An RN in Texas earning the state average of $78,060 per year:
- Gross monthly pay: $6,505
- Federal income tax (22% bracket, single): ~$1,030/month
- Social Security + Medicare (FICA, 7.65%): ~$498/month
- Texas state income tax: $0 (no state income tax)
- Estimated net monthly take-home: ~$4,977/month (~$59,700/year)
In California at $133,340:
- Estimated net take-home: ~$83,000–$87,000/year after federal + 9.3% California state tax
Travel Nurse Pay vs. Staff RN Pay
Travel nurses earn 30–80% more than equivalent staff RNs but trade schedule stability and benefits for higher pay. A typical travel contract pays:
- Base hourly rate: $28–$40/hour (taxable)
- Tax-free housing stipend: $1,200–$2,200/month
- Tax-free meal stipend: $350–$600/month
- Total weekly gross: $2,000–$4,000+
On a $3,000/week contract over 13 weeks, a travel nurse earns $39,000 per assignment — equivalent to $120,000 annualized across four assignments.
How to Increase Your RN Salary
- Move to a high-paying state. California pays $55,000 more per year than Mississippi for the same role. Even relocating to Washington or Oregon can add $25,000–$35,000.
- Pursue a specialty certification. CCRN (critical care), CEN (emergency), or CNOR (OR) certifications typically add $2–$6/hour.
- Become a travel nurse. Most staff RNs qualify after 1–2 years of experience.
- Advance to NP or CRNA. Nurse practitioners earn $126,000 median; CRNAs earn $214,000 median.

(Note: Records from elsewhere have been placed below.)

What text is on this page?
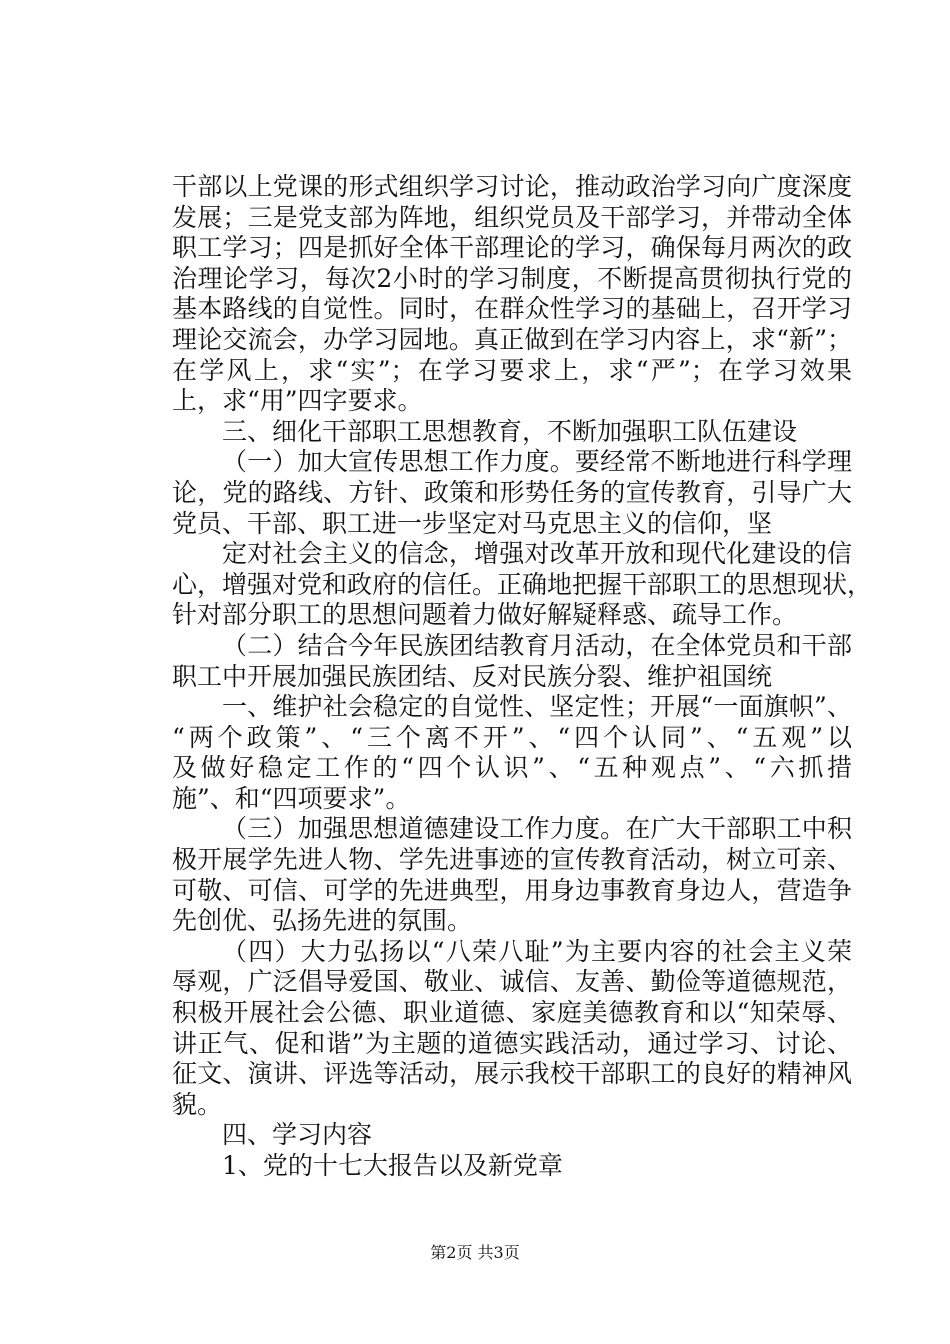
干部以上党课的形式组织学习讨论，推动政治学习向广度深度
发展；三是党支部为阵地，组织党员及干部学习，并带动全体
职工学习；四是抓好全体干部理论的学习，确保每月两次的政
治理论学习，每次2小时的学习制度，不断提高贯彻执行党的
基本路线的自觉性。同时，在群众性学习的基础上，召开学习
理论交流会，办学习园地。真正做到在学习内容上，求“新”；
在学风上，求“实”；在学习要求上，求“严”；在学习效果
上，求“用”四字要求。
三、细化干部职工思想教育，不断加强职工队伍建设
（一）加大宣传思想工作力度。要经常不断地进行科学理
论，党的路线、方针、政策和形势任务的宣传教育，引导广大
党员、干部、职工进一步坚定对马克思主义的信仰，坚
定对社会主义的信念，增强对改革开放和现代化建设的信
心，增强对党和政府的信任。正确地把握干部职工的思想现状，
针对部分职工的思想问题着力做好解疑释惑、疏导工作。
（二）结合今年民族团结教育月活动，在全体党员和干部
职工中开展加强民族团结、反对民族分裂、维护祖国统
一、维护社会稳定的自觉性、坚定性；开展“一面旗帜”、
“两个政策”、“三个离不开”、“四个认同”、“五观”以
及做好稳定工作的“四个认识”、“五种观点”、“六抓措
施”、和“四项要求”。
（三）加强思想道德建设工作力度。在广大干部职工中积
极开展学先进人物、学先进事迹的宣传教育活动，树立可亲、
可敬、可信、可学的先进典型，用身边事教育身边人，营造争
先创优、弘扬先进的氛围。
（四）大力弘扬以“八荣八耻”为主要内容的社会主义荣
辱观，广泛倡导爱国、敬业、诚信、友善、勤俭等道德规范，
积极开展社会公德、职业道德、家庭美德教育和以“知荣辱、
讲正气、促和谐”为主题的道德实践活动，通过学习、讨论、
征文、演讲、评选等活动，展示我校干部职工的良好的精神风
貌。
四、学习内容
1、党的十七大报告以及新党章
第2页 共3页
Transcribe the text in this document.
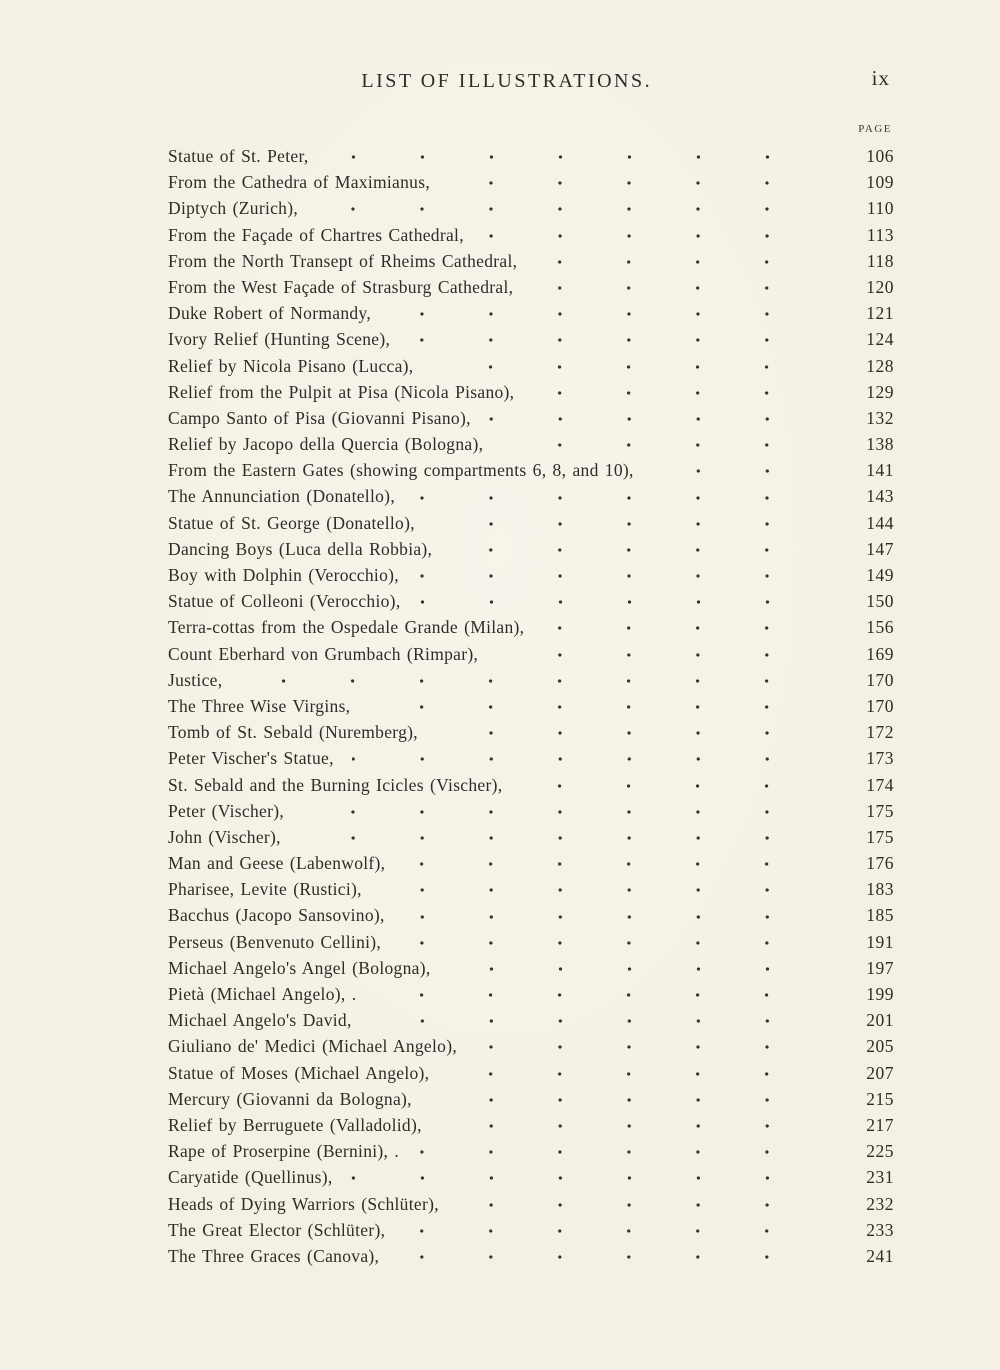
LIST OF ILLUSTRATIONS.	ix
PAGE
Statue of St. Peter,	106
From the Cathedra of Maximianus,	109
Diptych (Zurich),	110
From the Façade of Chartres Cathedral,	113
From the North Transept of Rheims Cathedral,	118
From the West Façade of Strasburg Cathedral,	120
Duke Robert of Normandy,	121
Ivory Relief (Hunting Scene),	124
Relief by Nicola Pisano (Lucca),	128
Relief from the Pulpit at Pisa (Nicola Pisano),	129
Campo Santo of Pisa (Giovanni Pisano),	132
Relief by Jacopo della Quercia (Bologna),	138
From the Eastern Gates (showing compartments 6, 8, and 10),	141
The Annunciation (Donatello),	143
Statue of St. George (Donatello),	144
Dancing Boys (Luca della Robbia),	147
Boy with Dolphin (Verocchio),	149
Statue of Colleoni (Verocchio),	150
Terra-cottas from the Ospedale Grande (Milan),	156
Count Eberhard von Grumbach (Rimpar),	169
Justice,	170
The Three Wise Virgins,	170
Tomb of St. Sebald (Nuremberg),	172
Peter Vischer's Statue,	173
St. Sebald and the Burning Icicles (Vischer),	174
Peter (Vischer),	175
John (Vischer),	175
Man and Geese (Labenwolf),	176
Pharisee, Levite (Rustici),	183
Bacchus (Jacopo Sansovino),	185
Perseus (Benvenuto Cellini),	191
Michael Angelo's Angel (Bologna),	197
Pietà (Michael Angelo), .	199
Michael Angelo's David,	201
Giuliano de' Medici (Michael Angelo),	205
Statue of Moses (Michael Angelo),	207
Mercury (Giovanni da Bologna),	215
Relief by Berruguete (Valladolid),	217
Rape of Proserpine (Bernini), .	225
Caryatide (Quellinus),	231
Heads of Dying Warriors (Schlüter),	232
The Great Elector (Schlüter),	233
The Three Graces (Canova),	241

- Pick up overtime. At time-and-a-half, an RN earning $45/hour earns $67.50/hour for overtime — adding $10,000–$20,000 per year for nurses willing to work extra shifts.
RN Job Outlook
The BLS projects registered nursing jobs to grow 6% through 2033 — faster than average — adding approximately 193,100 positions. The nursing shortage is most acute in rural areas, long-term care, and the South/Midwest. New nurses have strong negotiating leverage in high-demand markets.